KPMG UK said the payouts, to be shared at an average of £601,200 among 635 partners, represented a rise of around 16 per cent from last year.
The professional service firm unveiled a 53 per cent jump in profits to £462 million in the year to 30 September, on the back of improved investment returns in technology.
Underlying profits increased 18 per cent to reach £356m on revenue of £2.3 billion, up 8 per cent in the fastest acceleration of sales in ten years.
Work related to Brexit and US tax reform drove demand for advice, helping KPMG’s tax, people services and legal practice grow by 7 per cent.
The results mark a turnaround from 2017, when KPMG saw profits tumble on the back of write-offs and one-off items. However, KPMG also put aside £73m to deal with potential fines and legal costs linked to audit investigations and disciplinary proceedings.
KPMG has been sanctioned this year over its work relating to Bank of New York Mellon, Ted Baker and Quindell.
Chairman Bill Michael, who took home £2.1m, said: “These results are the product of the tough decisions we have made and the hard work of our 16,000 people across the UK.

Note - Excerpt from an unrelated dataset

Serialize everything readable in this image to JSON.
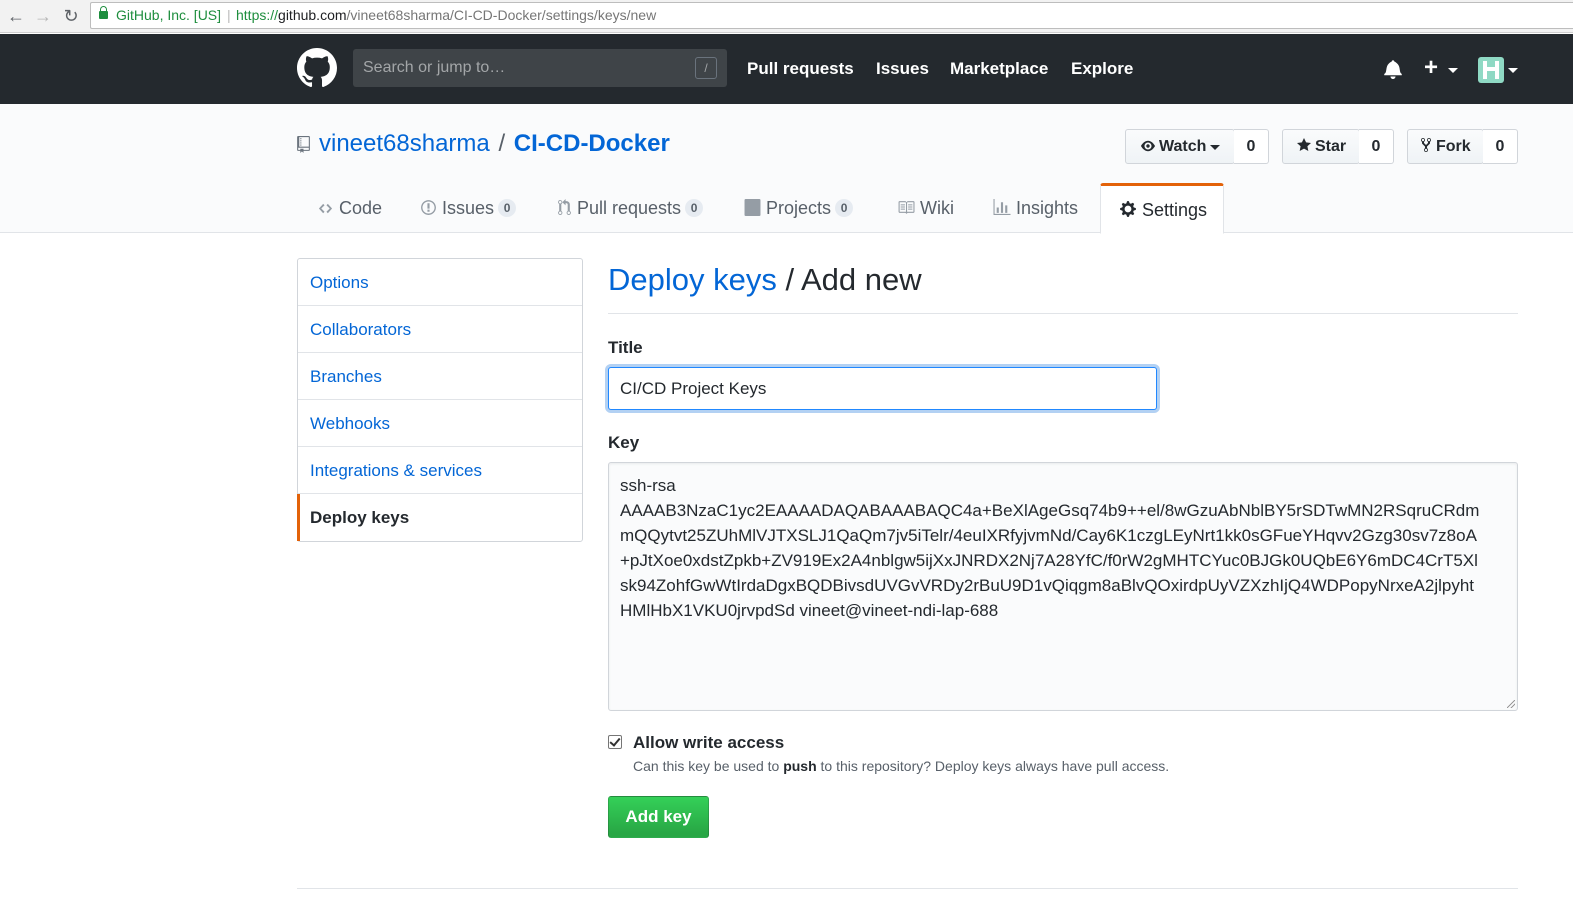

“Since taking on this role, together with my leadership team, I have refocused the business on our core strengths aligned to the firm’s public interest responsibilities. These actions have put us on the right trajectory.”
The results come as the Competition & Markets Authority, the Financial Reporting Council and Legal & General group chairman John Kingman are separately looking into the industry at the request of the UK government, following a series of high-profile company collapses, such as that of construction giant Carillion.